Le projet Transport Solidaire a vu le jour à la suite d’un besoin identifié par les organismes du CSAS, soit celui de faciliter l’accès à l’épicerie, aux services médicaux, aux services à l’emploi ou encore aux sports et loisirs. Le CDC a accepté d’être le promoteur de cette initiative qui souhaite rapprocher les utilisateurs de leurs besoins essentiels à l’aide de 26 passes d’autobus qui sont d’ores et déjà mises en circulation.
Un circuit varié
«Déjà, ce sont 19 organismes qui font partie du circuit Transport Solidaire. Toutes et tous devraient être en mesure de pouvoir faire leur épicerie, de se rendre à leurs rendez-vous médicaux ou encore d'effectuer de la recherche à l’emploi ou au logement», avance Réjean Veillette, coordonnateur de la CDC. Des organismes comme l’Armée du Salut, le Centre de femmes de Shawinigan, le Centre Roland-Bertrand, La Cité des mots ou encore les Maisons de Jeune figurent parmi la liste de participants.

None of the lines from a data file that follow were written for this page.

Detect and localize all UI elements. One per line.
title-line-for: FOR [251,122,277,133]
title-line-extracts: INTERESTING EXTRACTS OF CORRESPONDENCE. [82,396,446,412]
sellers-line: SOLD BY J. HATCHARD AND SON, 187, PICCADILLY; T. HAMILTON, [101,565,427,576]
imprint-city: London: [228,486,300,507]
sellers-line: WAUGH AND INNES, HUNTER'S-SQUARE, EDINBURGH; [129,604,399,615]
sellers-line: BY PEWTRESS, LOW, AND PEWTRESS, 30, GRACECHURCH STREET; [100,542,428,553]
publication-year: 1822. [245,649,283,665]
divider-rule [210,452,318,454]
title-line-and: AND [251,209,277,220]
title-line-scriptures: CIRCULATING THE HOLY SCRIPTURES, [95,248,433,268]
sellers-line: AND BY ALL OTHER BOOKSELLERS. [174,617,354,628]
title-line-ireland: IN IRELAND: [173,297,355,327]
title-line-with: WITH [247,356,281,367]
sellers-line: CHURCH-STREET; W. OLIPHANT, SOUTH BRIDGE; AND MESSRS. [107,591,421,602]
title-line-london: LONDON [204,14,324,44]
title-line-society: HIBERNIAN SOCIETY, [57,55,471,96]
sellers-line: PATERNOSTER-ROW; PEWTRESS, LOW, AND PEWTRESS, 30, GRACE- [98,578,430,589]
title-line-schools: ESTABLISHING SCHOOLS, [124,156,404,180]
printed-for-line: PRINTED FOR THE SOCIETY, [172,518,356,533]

Dans la réalité, plusieurs personnes de la région n’ont pas les capacités financières ou physiques d’avoir accès au transport collectif. «Pensons seulement à l’alimentation, il est important d’avoir accès aux grandes surfaces et de pouvoir rapporter les denrées chez soi», affirme M. Veillette.
À l'écoute des besoins du milieu
Cette constatation est partagée par le maire de Shawinigan, Michel Angers, qui a indiqué vouloir permettre aux personnes moins nanties d’avoir un meilleur accès aux besoins essentiel comme la nourriture, mais aussi leur permettre de s’amuser. Le maire s’est également réjoui de voir se concrétiser un plan d’action concret qui aura un impact certain dans le milieu. Avec le projet de transport collectif, il sera ainsi possible de mettre en circulation une vingtaine de passes d’autobus gratuites pour un budget de 16 000$.

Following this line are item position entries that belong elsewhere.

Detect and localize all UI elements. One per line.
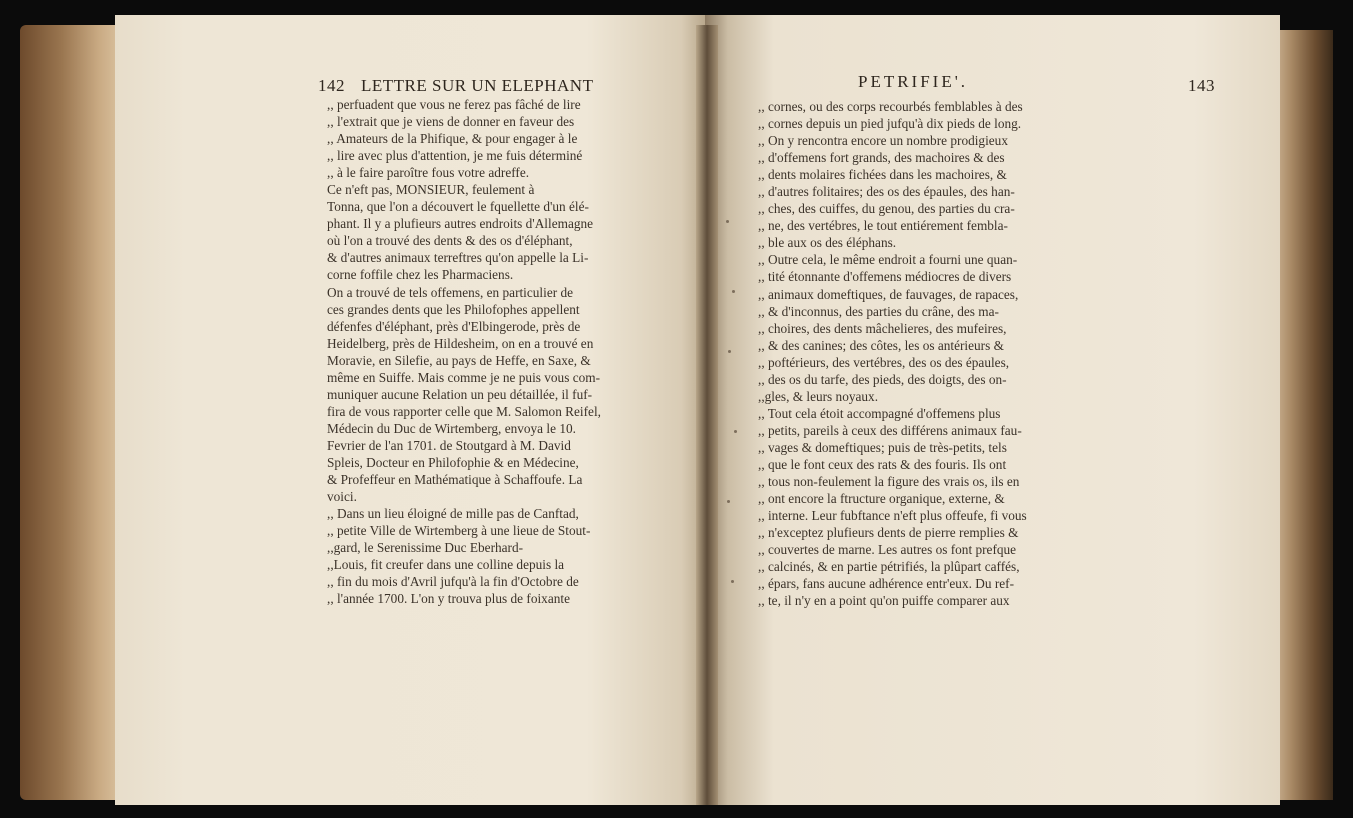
text-line: ,, choires, des dents mâchelieres, des mufeires, — [758, 320, 1007, 336]
text-line: ,,gles, & leurs noyaux. — [758, 388, 879, 404]
left-page-body — [327, 96, 677, 607]
text-line: ,, On y rencontra encore un nombre prodigieux — [758, 133, 1008, 149]
text-line: même en Suiffe. Mais comme je ne puis vous com- — [327, 369, 601, 385]
text-line: ,, poftérieurs, des vertébres, des os des épaules, — [758, 354, 1010, 370]
text-line: ,, tous non-feulement la figure des vrais os, ils en — [758, 474, 1020, 490]
text-line: Médecin du Duc de Wirtemberg, envoya le 10. — [327, 420, 576, 436]
text-line: ,, épars, fans aucune adhérence entr'eux. Du ref- — [758, 576, 1015, 592]
text-line: ,, Dans un lieu éloigné de mille pas de Canftad, — [327, 506, 579, 522]
text-line: fira de vous rapporter celle que M. Salomon Reifel, — [327, 403, 601, 419]
text-line: ,, Tout cela étoit accompagné d'offemens plus — [758, 405, 1001, 421]
text-line: ,,gard, le Serenissime Duc Eberhard- — [327, 540, 524, 556]
text-line: ,, des os du tarfe, des pieds, des doigts, des on- — [758, 371, 1007, 387]
text-line: ,, petits, pareils à ceux des différens animaux fau- — [758, 422, 1022, 438]
text-line: & d'autres animaux terreftres qu'on appelle la Li- — [327, 250, 589, 266]
right-running-head: PETRIFIE'. — [858, 72, 969, 91]
text-line: ,, & des canines; des côtes, les os antérieurs & — [758, 337, 1004, 353]
right-page-edges — [1273, 30, 1333, 800]
left-running-head: LETTRE SUR UN ELEPHANT — [361, 76, 594, 95]
text-line: ,, Outre cela, le même endroit a fourni une quan- — [758, 252, 1018, 268]
text-line: ,, perfuadent que vous ne ferez pas fâché de lire — [327, 97, 581, 112]
text-line: Moravie, en Silefie, au pays de Heffe, en Saxe, & — [327, 352, 591, 368]
text-line: ,, ches, des cuiffes, du genou, des parties du cra- — [758, 201, 1015, 217]
text-line: ,, d'offemens fort grands, des machoires & des — [758, 150, 1005, 166]
text-line: défenfes d'éléphant, près d'Elbingerode, près de — [327, 318, 581, 334]
right-page-header — [858, 72, 1218, 95]
text-line: Ce n'eft pas, MONSIEUR, feulement à — [327, 182, 535, 198]
text-line: muniquer aucune Relation un peu détaillée, il fuf- — [327, 386, 593, 402]
book-gutter — [696, 25, 718, 805]
text-line: ,, Amateurs de la Phifique, & pour engager à le — [327, 131, 578, 147]
text-line: phant. Il y a plufieurs autres endroits d'Allemagne — [327, 216, 594, 232]
text-line: ,, cornes depuis un pied jufqu'à dix pieds de long. — [758, 116, 1022, 132]
text-line: & Profeffeur en Mathématique à Schaffoufe. La — [327, 472, 583, 488]
text-line: ,, l'extrait que je viens de donner en faveur des — [327, 114, 575, 130]
text-line: ,, calcinés, & en partie pétrifiés, la plûpart caffés, — [758, 559, 1020, 575]
text-line: ,, te, il n'y en a point qu'on puiffe comparer aux — [758, 593, 1010, 609]
text-line: Fevrier de l'an 1701. de Stoutgard à M. David — [327, 437, 571, 453]
text-line: ,, fin du mois d'Avril jufqu'à la fin d'Octobre de — [327, 574, 579, 590]
text-line: Tonna, que l'on a découvert le fquellette d'un élé- — [327, 199, 589, 215]
text-line: ces grandes dents que les Philofophes appellent — [327, 301, 580, 317]
text-line: On a trouvé de tels offemens, en particulier de — [327, 284, 574, 300]
left-page-header — [318, 76, 593, 96]
text-line: ,,Louis, fit creufer dans une colline depuis la — [327, 557, 565, 573]
text-line: ,, que le font ceux des rats & des fouris. Ils ont — [758, 456, 1007, 472]
text-line: ,, ne, des vertébres, le tout entiérement fembla- — [758, 218, 1008, 234]
text-line: ,, couvertes de marne. Les autres os font prefque — [758, 542, 1017, 558]
text-line: ,, ont encore la ftructure organique, externe, & — [758, 491, 1005, 507]
text-line: ,, tité étonnante d'offemens médiocres de divers — [758, 269, 1012, 285]
text-line: ,, vages & domeftiques; puis de très-petits, tels — [758, 439, 1007, 455]
text-line: Spleis, Docteur en Philofophie & en Médecine, — [327, 454, 579, 470]
text-line: ,, petite Ville de Wirtemberg à une lieue de Stout- — [327, 523, 591, 539]
text-line: ,, animaux domeftiques, de fauvages, de rapaces, — [758, 286, 1019, 302]
text-line: ,, interne. Leur fubftance n'eft plus offeufe, fi vous — [758, 508, 1027, 524]
text-line: corne foffile chez les Pharmaciens. — [327, 267, 514, 283]
text-line: ,, lire avec plus d'attention, je me fuis déterminé — [327, 148, 583, 164]
text-line: ,, l'année 1700. L'on y trouva plus de foixante — [327, 591, 570, 607]
text-line: ,, & d'inconnus, des parties du crâne, des ma- — [758, 303, 999, 319]
right-page-number: 143 — [1188, 76, 1215, 95]
left-page-edges — [20, 25, 125, 800]
left-page-number: 142 — [318, 76, 345, 95]
text-line: ,, cornes, ou des corps recourbés femblables à des — [758, 99, 1023, 114]
text-line: ,, à le faire paroître fous votre adreffe. — [327, 165, 530, 181]
text-line: ,, dents molaires fichées dans les machoires, & — [758, 167, 1007, 183]
text-line: ,, ble aux os des éléphans. — [758, 235, 897, 251]
text-line: où l'on a trouvé des dents & des os d'éléphant, — [327, 233, 573, 249]
text-line: ,, n'exceptez plufieurs dents de pierre remplies & — [758, 525, 1019, 541]
right-page-body — [758, 98, 1168, 609]
gutter-specks — [722, 200, 742, 620]
text-line: voici. — [327, 489, 357, 505]
text-line: ,, d'autres folitaires; des os des épaules, des han- — [758, 184, 1015, 200]
text-line: Heidelberg, près de Hildesheim, on en a trouvé en — [327, 335, 594, 351]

En plus de faciliter l’accès aux services de bases, l’initiative compte aussi rendre possible l’accès aux sports et aux loisirs. «Nous croyons que ce projet a sa place, ici, dans le grand Shawinigan. Nous souhaitons que les passes soient utilisées régulièrement pour améliorer les conditions de vie et nous prendrons également note des besoins et habitudes des utilisateurs au fur et à mesure», ajoute-t-il. Enfin, le coordonnateur a mentionné que le nombre initial de passes n’était qu’un début et qu’il souhaite voir la demande augmenter d’ici à l’an prochain.